The Story Behind the Poem by Emma Blas

i don't have to believe in jesus
to know that i will be saved

it is a thousand miles of sky
from night, to cool white, then grey, 
black to night, and into blue.
the whole damn way the trees are breathing 
into the space beneath the clouds;

and if they keep breathing

all hot, eggs-boiling-dry
in the pan hot, all sandpaper stripping 
at the walls hot, all shower turned up to max
can’t open the windows, -hot,

if they keep breathing that throaty deep

gravel up from a chest that can’t get enough
air, - deep, and a back of the mouth that’s gone dry 
wanting to do that old type
of easy, naive breathing
we used to do, before we started holding
in our breath when the phone rang,
when clouds had the depth to hold a daydream,
when they weren’t just a wallpapered sky;

then, finally, the walls will sweat

instead of me,
something will break free
and someone will call my name,
i will turn and i will smile,
for i will know i am named.


Spain was just emerging from a particularly strict house arrest form of lockdown, in the middle of June 2020, where it had locked all its residents in their houses for 6 weeks. Not even allowed out for exercise, even Dog walkers were fined for being found more than 100 metres away from their homes. I was so grateful for the garden and the small paddock next to the house. I could walk around and around it, stick in hand, avoiding the ram who went from being a scared and meek, very un-ram like thing, to a dominating and aggressive one. One time he came at me whilst I walked the perimeter and rammed me on the thigh. I later learned, rubbing the tender bruise on my leg, that it’s OK to chatter away at female sheep, to feed them by the hand, but never to do this with a ram.

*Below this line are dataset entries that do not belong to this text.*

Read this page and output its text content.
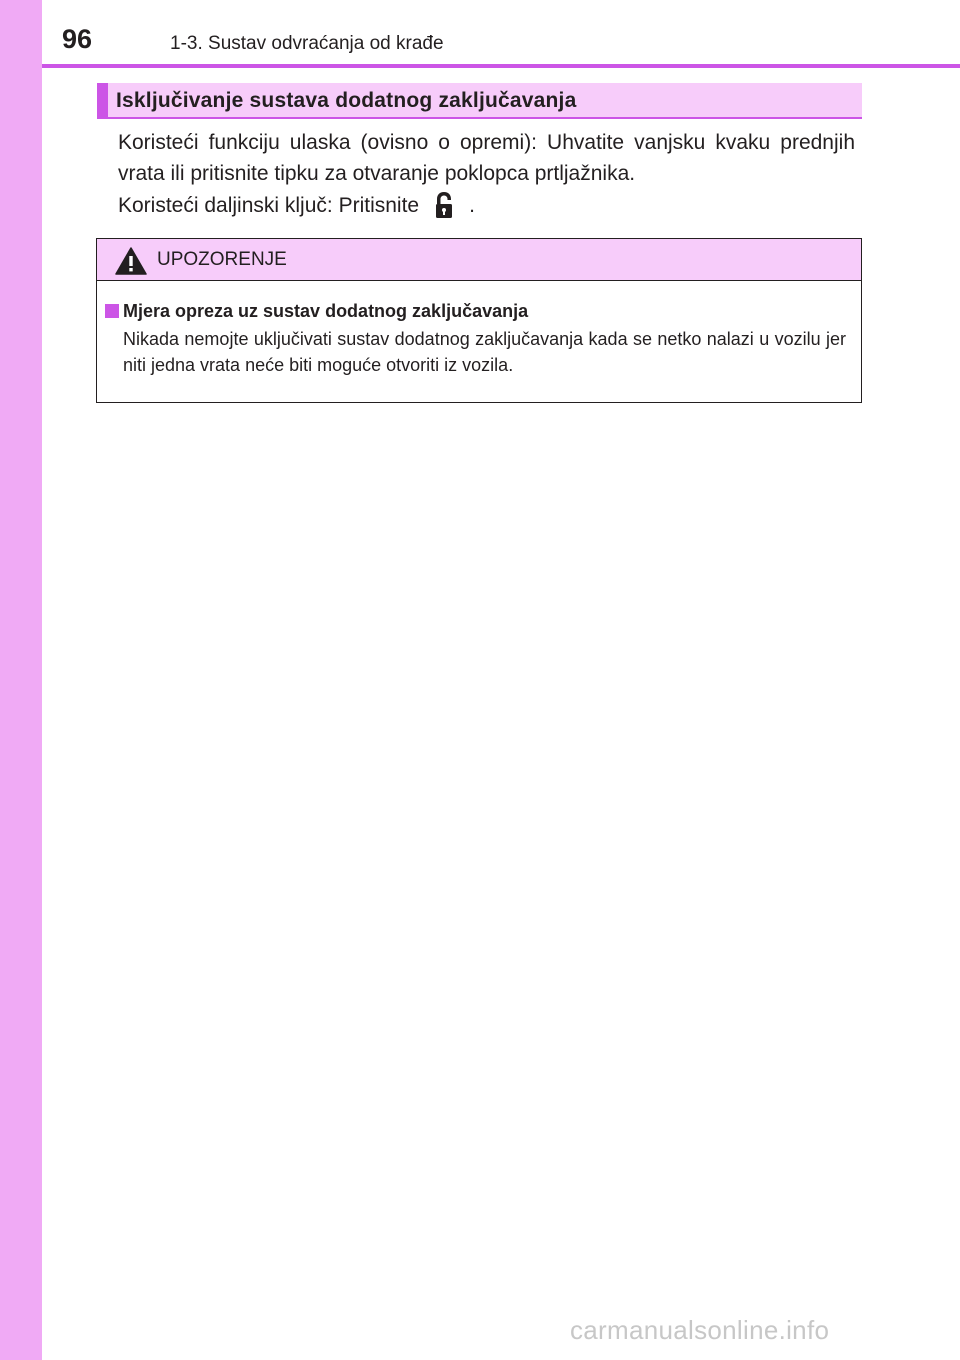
96	1-3. Sustav odvraćanja od krađe
Isključivanje sustava dodatnog zaključavanja
Koristeći funkciju ulaska (ovisno o opremi): Uhvatite vanjsku kvaku prednjih vrata ili pritisnite tipku za otvaranje poklopca prtljažnika.
Koristeći daljinski ključ: Pritisnite .
UPOZORENJE
Mjera opreza uz sustav dodatnog zaključavanja
Nikada nemojte uključivati sustav dodatnog zaključavanja kada se netko nalazi u vozilu jer niti jedna vrata neće biti moguće otvoriti iz vozila.
carmanualsonline.info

And if, like me, you have a tendency to witter away to yourself, and the flora and the fauna, whilst gardening, - then whatever you do, don’t look a ram in the eyes.

Going into town was like emerging from a particularly uncomfortable cocoon, part liberation, part still feeling strange and peculiar. The eyes conveying so much more than they had to before, I realized how much I relied on the mouth for social and interpersonal cues, let alone understanding a foreign language. The sun was shining, the water in the harbour shimmering hypnotically and then a text message from my mother in the family chat. “Are you both free in 5 mins for a chat.” Innocuous on the surface, we are not a group chat family and my stomach lurched a little.

So, it was I found myself driving 1,000 miles through Spain and France, as the only way to get back to the UK, whilst the majority of borders were closed for all but the most essential travel. So it was I found myself a highly concentrated bags of nerves, focused entirely on one thing. Keep driving. Get back to the UK. See Dad. It was 3 days / nights of straight driving in my little old camper van. The whole way the sky was strange. Or maybe it was normal and I was strange. Everything was different.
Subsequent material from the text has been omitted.